The date of the observance is intentional, as April 12 indicates how many additional days from the start of the New Year an average woman would need to work to earn as much as her average male counterpart in the previous calendar year. According to the White House's data from 2014, a typical American woman working full-time earned only 79 cents for every dollar a typical American man earned.

President Obama has designated nearly two dozen monuments, encompassing nearly 265 million acres of U.S. land and water, in an effort to recognize the diverse parts of America's past. Some of his previous designations have commemorated Native American, African American, Asian American, and Latino history, though only two thus far have celebrated women's history. Those two, however, are the only two national monuments dedicated women. The first, designated in 2013, recognized Harriet Tubman.

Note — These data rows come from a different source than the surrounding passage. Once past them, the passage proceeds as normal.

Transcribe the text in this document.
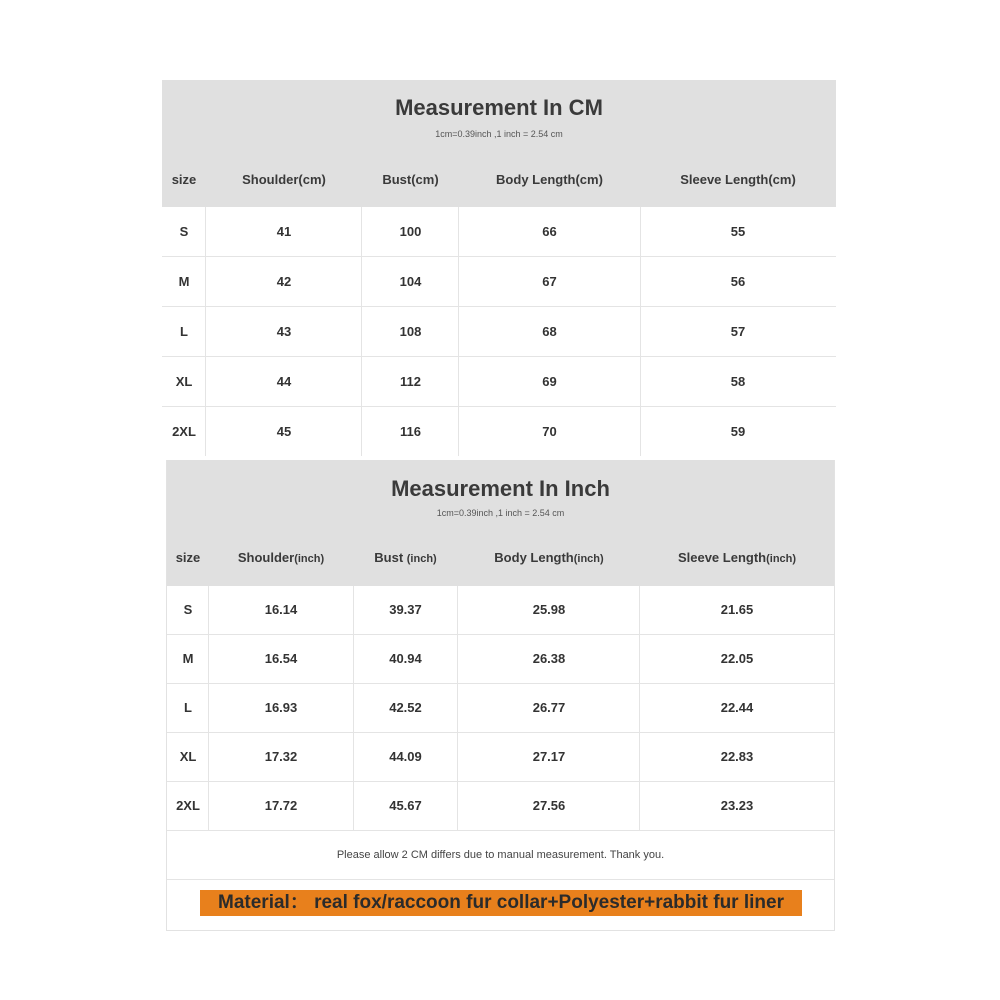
Measurement In CM
1cm=0.39inch ,1 inch = 2.54 cm
size	Shoulder(cm)	Bust(cm)	Body Length(cm)	Sleeve Length(cm)
S	41	100	66	55
M	42	104	67	56
L	43	108	68	57
XL	44	112	69	58
2XL	45	116	70	59
Measurement In Inch
1cm=0.39inch ,1 inch = 2.54 cm
size	Shoulder(inch)	Bust (inch)	Body Length(inch)	Sleeve Length(inch)
S	16.14	39.37	25.98	21.65
M	16.54	40.94	26.38	22.05
L	16.93	42.52	26.77	22.44
XL	17.32	44.09	27.17	22.83
2XL	17.72	45.67	27.56	23.23
Please allow 2 CM differs due to manual measurement. Thank you.
Material： real fox/raccoon fur collar+Polyester+rabbit fur liner
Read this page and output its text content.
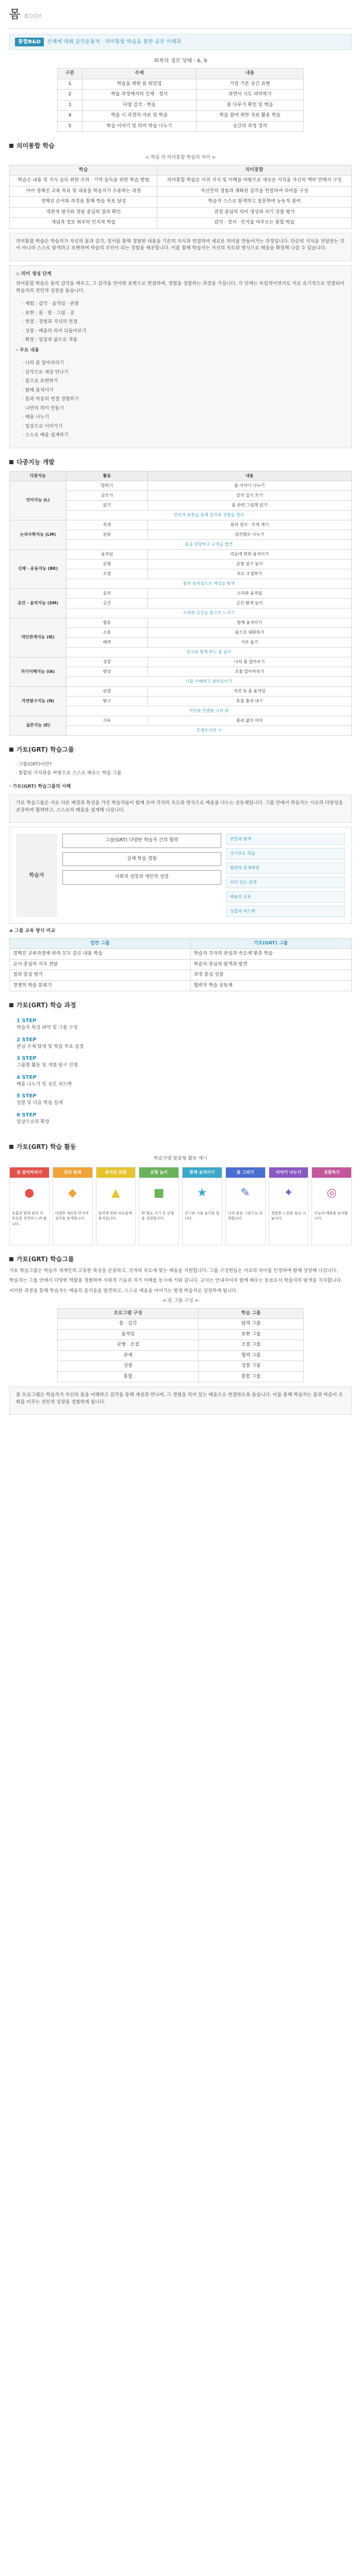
몸 BODY
통합B&D	신체에 대해 감각운동적 · 의미통합 학습을 통한 공부 이해과
회복의 경로 상태 - 6, 9
구분	주제	내용
1	학습을 위한 몸 워밍업	가장 기본 공간 표현
2	학습 과정에서의 신체 · 정서	쉬면서 시도 파악하기
3	다양 감각 · 학습	몸 다루기 확인 및 학습
4	학습 시 과정의 자료 및 학습	학습 참여 위한 자료 활용 학습
5	학습 이야기 및 의미 학습 나누기	공간의 과정 정리
의미통합 학습
< 학습 과 의미통합 학습의 차이 >
학습	의미통합
학습은 내용 및 지식 습득 위한 주의 · 기억 습득을 위한 학습 방법	의미통합 학습은 사전 지식 및 이해를 바탕으로 새로운 지식을 자신의 맥락 안에서 구성
이미 정해진 교육 목표 및 내용을 학습자가 수용하는 과정	자신만의 경험과 체화된 감각을 연결하여 의미를 구성
정해진 순서와 과정을 통해 학습 목표 달성	학습자 스스로 탐색하고 질문하며 능동적 참여
객관적 평가와 정답 중심의 결과 확인	과정 중심의 의미 생성과 자기 성찰 평가
개념과 정보 위주의 인지적 학습	감각 · 정서 · 인지를 아우르는 통합 학습

의미통합 학습은 학습자가 자신의 몸과 감각, 정서를 통해 경험한 내용을 기존의 지식과 연결하여 새로운 의미를 만들어가는 과정입니다. 단순히 지식을 전달받는 것이 아니라 스스로 탐색하고 표현하며 학습의 주인이 되는 경험을 제공합니다. 이를 통해 학습자는 자신의 속도와 방식으로 배움을 확장해 나갈 수 있습니다.

◇ 의미 생성 단계

의미통합 학습은 몸의 감각을 깨우고, 그 감각을 언어와 표현으로 연결하며, 경험을 성찰하는 과정을 거칩니다. 각 단계는 독립적이면서도 서로 유기적으로 연결되어 학습자의 전인적 성장을 돕습니다.

· 체험 : 감각 · 움직임 · 관찰
· 표현 : 몸 · 말 · 그림 · 글
· 연결 : 경험과 지식의 연결
· 성찰 : 배움의 의미 되돌아보기
· 확장 : 일상과 삶으로 적용

- 주요 내용

· 나의 몸 알아차리기
· 감각으로 세상 만나기
· 몸으로 표현하기
· 함께 움직이기
· 몸과 마음의 연결 경험하기
· 나만의 의미 만들기
· 배움 나누기
· 일상으로 이어가기
· 스스로 배움 설계하기
다중지능 개발
다중지능	활동	내용
언어지능 (L)	말하기	몸 이야기 나누기
	글쓰기	감각 일기 쓰기
	읽기	몸 관련 그림책 읽기
	언어적 표현을 통해 감각과 경험을 정리	
논리수학지능 (LM)	측정	몸의 길이 · 무게 재기
	분류	감각별로 나누기
	몸을 관찰하고 규칙을 발견	
신체 · 운동지능 (BK)	움직임	리듬에 맞춰 움직이기
	균형	균형 잡기 놀이
	조절	속도 조절하기
	몸의 움직임으로 세상을 탐색	
공간 · 음악지능 (SM)	음악	소리와 움직임
	공간	공간 탐색 놀이
	소리와 공간을 몸으로 느끼기	
대인관계지능 (IE)	협동	함께 움직이기
	소통	몸으로 대화하기
	배려	서로 돕기
	친구와 함께 하는 몸 놀이	
자기이해지능 (IA)	성찰	나의 몸 알아보기
	명상	호흡 알아차리기
	나를 이해하고 받아들이기	
자연탐구지능 (N)	관찰	자연 속 몸 움직임
	탐구	동물 흉내 내기
	자연과 연결된 나의 몸	
실존지능 (E)	사유	몸과 삶의 의미
	존재로서의 나	
가토(GRT) 학습그룹
· 그룹(GRT)이란?
· 통합된 가치관을 바탕으로 스스로 배우는 학습 그룹
· 가토(GRT) 학습그룹의 이해

가토 학습그룹은 서로 다른 배경과 특성을 가진 학습자들이 함께 모여 각자의 속도와 방식으로 배움을 나누는 공동체입니다. 그룹 안에서 학습자는 서로의 다양성을 존중하며 협력하고, 스스로의 배움을 설계해 나갑니다.

학습자
그룹(GRT) 다양한 학습자 간의 협력
실제 학습 경험
사회적 성장과 개인적 성장
관찰과 탐색
자기주도 학습
협력적 문제해결
의미 있는 관계
배움의 공유
성찰과 피드백
◈ 그룹 교육 방식 비교
일반 그룹	가토(GRT) 그룹
정해진 교육과정에 따라 모두 같은 내용 학습	학습자 각자의 관심과 속도에 맞춘 학습
교사 중심의 지식 전달	학습자 중심의 탐색과 발견
결과 중심 평가	과정 중심 성찰
경쟁적 학습 분위기	협력적 학습 공동체
가토(GRT) 학습 과정
1 STEP
학습자 특성 파악 및 그룹 구성
2 STEP
관심 주제 탐색 및 학습 목표 설정
3 STEP
그룹별 활동 및 개별 탐구 진행
4 STEP
배움 나누기 및 상호 피드백
5 STEP
성찰 및 다음 학습 설계
6 STEP
일상으로의 확장
가토(GRT) 학습 활동
학습자별 맞춤형 활동 예시
몸 알아차리기
●
호흡과 함께 몸의 각 부분을 천천히 느껴 봅니다.
감각 탐색
◆
다양한 재료를 만지며 감각을 탐색합니다.
움직임 표현
▲
음악에 맞춰 자유롭게 움직입니다.
균형 놀이
■
한 발로 서기 등 균형을 경험합니다.
함께 움직이기
★
친구와 거울 놀이를 합니다.
몸 그리기
✎
나의 몸을 그림으로 표현합니다.
이야기 나누기
✦
경험한 느낌을 말로 나눕니다.
성찰하기
◎
오늘의 배움을 돌아봅니다.
가토(GRT) 학습그룹

가토 학습그룹은 학습자 개개인의 고유한 특성을 존중하고, 각자의 속도에 맞는 배움을 지원합니다. 그룹 구성원들은 서로의 차이를 인정하며 함께 성장해 나갑니다.

학습자는 그룹 안에서 다양한 역할을 경험하며 사회적 기술과 자기 이해를 동시에 키워 갑니다. 교사는 안내자이자 함께 배우는 동료로서 학습자의 탐색을 지지합니다.

이러한 과정을 통해 학습자는 배움의 즐거움을 발견하고, 스스로 배움을 이어가는 평생 학습자로 성장하게 됩니다.

< 몸 그룹 구성 >
프로그램 구성	학습 그룹
몸 · 감각	탐색 그룹
움직임	표현 그룹
균형 · 조절	조절 그룹
관계	협력 그룹
성찰	성찰 그룹
통합	통합 그룹

몸 프로그램은 학습자가 자신의 몸을 이해하고 감각을 통해 세상과 만나며, 그 경험을 의미 있는 배움으로 연결하도록 돕습니다. 이를 통해 학습자는 몸과 마음이 조화를 이루는 전인적 성장을 경험하게 됩니다.
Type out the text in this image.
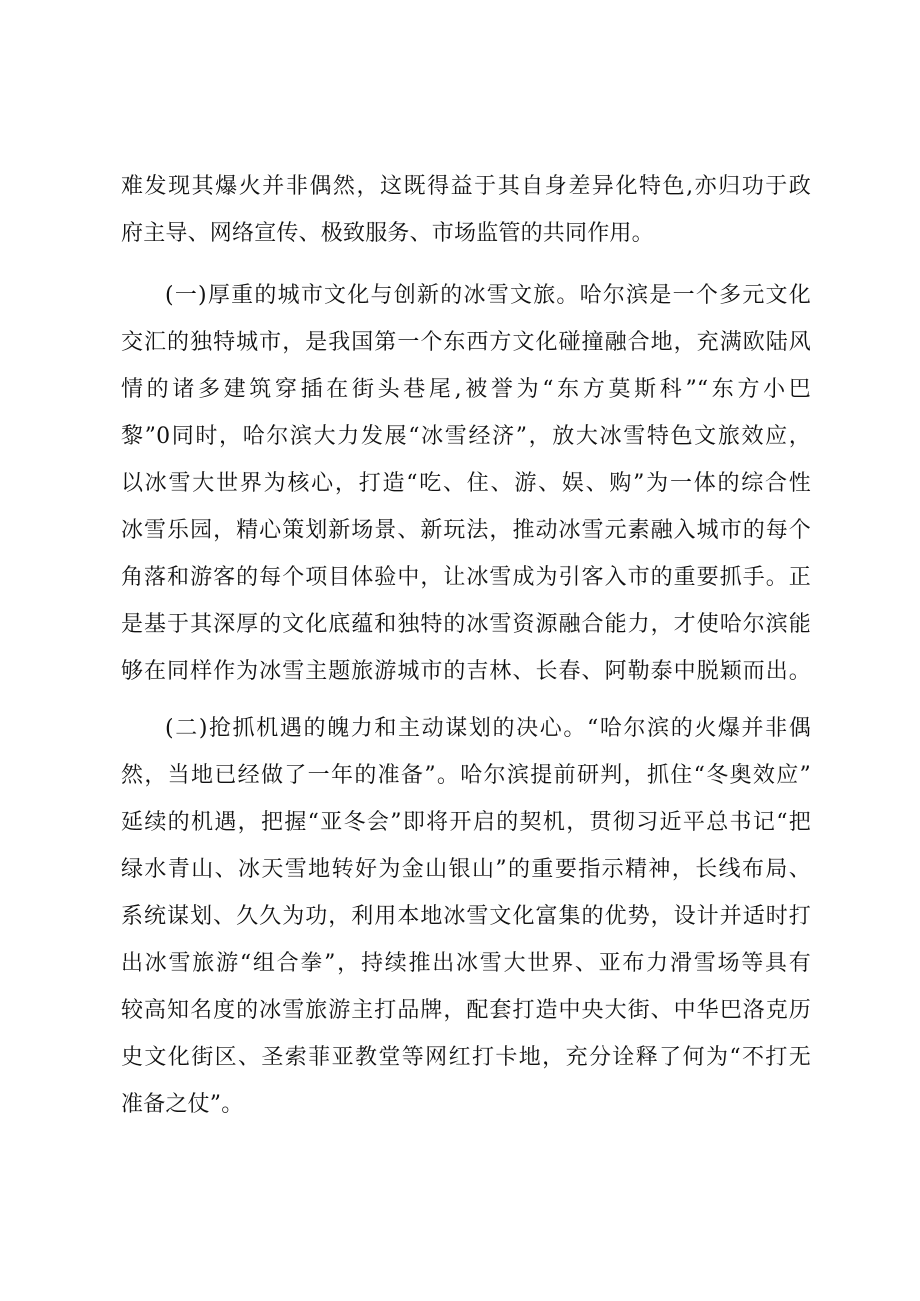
难发现其爆火并非偶然，这既得益于其自身差异化特色,亦归功于政
府主导、网络宣传、极致服务、市场监管的共同作用。
(一)厚重的城市文化与创新的冰雪文旅。哈尔滨是一个多元文化
交汇的独特城市，是我国第一个东西方文化碰撞融合地，充满欧陆风
情的诸多建筑穿插在街头巷尾,被誉为“东方莫斯科”“东方小巴
黎”0同时，哈尔滨大力发展“冰雪经济”，放大冰雪特色文旅效应，
以冰雪大世界为核心，打造“吃、住、游、娱、购”为一体的综合性
冰雪乐园，精心策划新场景、新玩法，推动冰雪元素融入城市的每个
角落和游客的每个项目体验中，让冰雪成为引客入市的重要抓手。正
是基于其深厚的文化底蕴和独特的冰雪资源融合能力，才使哈尔滨能
够在同样作为冰雪主题旅游城市的吉林、长春、阿勒泰中脱颖而出。
(二)抢抓机遇的魄力和主动谋划的决心。“哈尔滨的火爆并非偶
然，当地已经做了一年的准备”。哈尔滨提前研判，抓住“冬奥效应”
延续的机遇，把握“亚冬会”即将开启的契机，贯彻习近平总书记“把
绿水青山、冰天雪地转好为金山银山”的重要指示精神，长线布局、
系统谋划、久久为功，利用本地冰雪文化富集的优势，设计并适时打
出冰雪旅游“组合拳”，持续推出冰雪大世界、亚布力滑雪场等具有
较高知名度的冰雪旅游主打品牌，配套打造中央大街、中华巴洛克历
史文化街区、圣索菲亚教堂等网红打卡地，充分诠释了何为“不打无
准备之仗”。
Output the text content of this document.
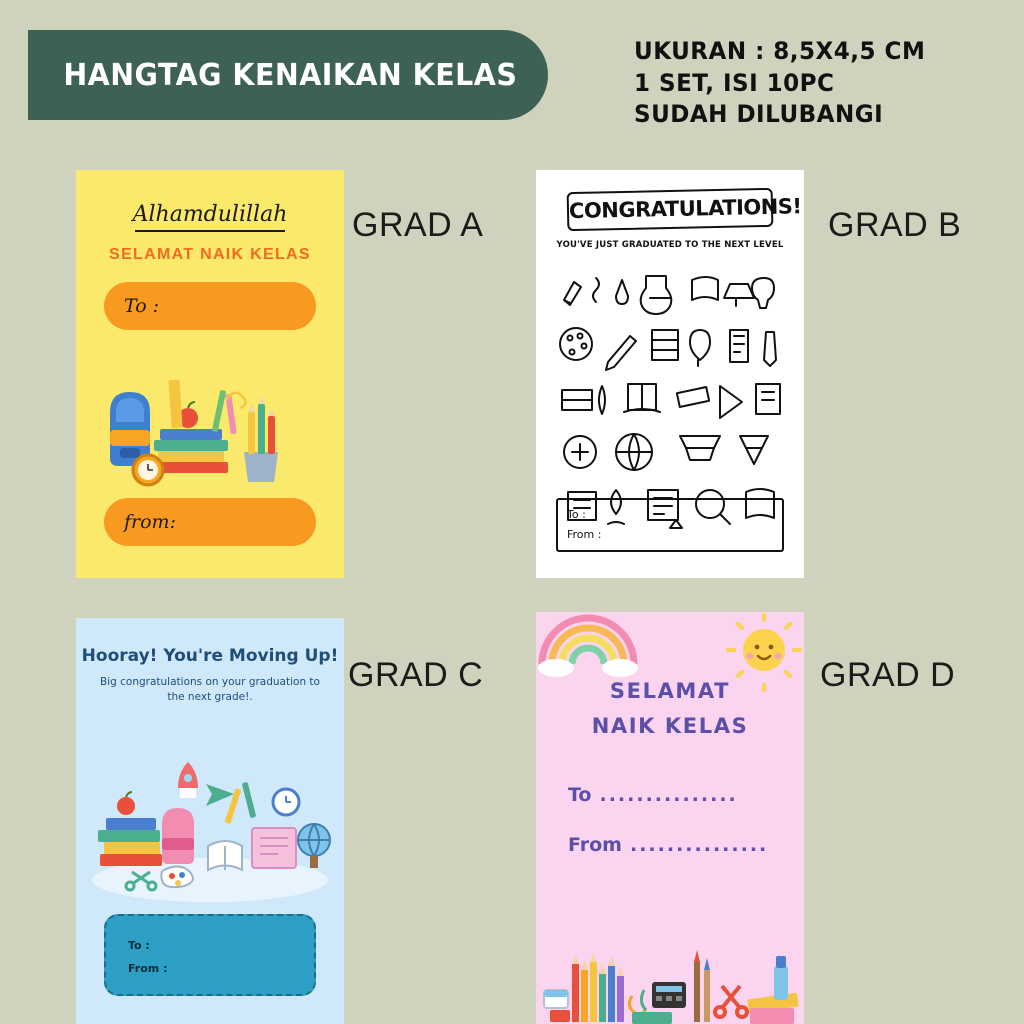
HANGTAG KENAIKAN KELAS
UKURAN : 8,5X4,5 CM
1 SET, ISI 10PC
SUDAH DILUBANGI
GRAD A	GRAD B
GRAD C	GRAD D
Alhamdulillah
SELAMAT NAIK KELAS
To :
from:
CONGRATULATIONS!
YOU'VE JUST GRADUATED TO THE NEXT LEVEL
To :
From :
Hooray! You're Moving Up!
Big congratulations on your graduation to the next grade!.
To :
From :
SELAMAT
NAIK KELAS
To ...............
From ...............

The monument also accompanies three national parks dedicated to women's history, though the parks are approved Congressionally.

The Sewall-Belmont House and Museum was purchased in 1929 by suffragist Alice Paul. Until 1997, it remained the National Women's Party headquarters. At that point, the party then became an educational organization, and they turned the house into a museum.

Within the house is a collection of artifacts from the suffrage era and American women's history as a whole. The National Women's Party will continue to preserve and curate the collection, and the designation of the house as a national monument means it will receive proper funding for its upkeep.

The designation of the Sewall-Belmont House and Museum — soon to become the Belmont-Paul Women's Equality National Monument — is a vitally important step forward in public awareness of women's issues. This is something women for which around the nation will truly remember President Obama.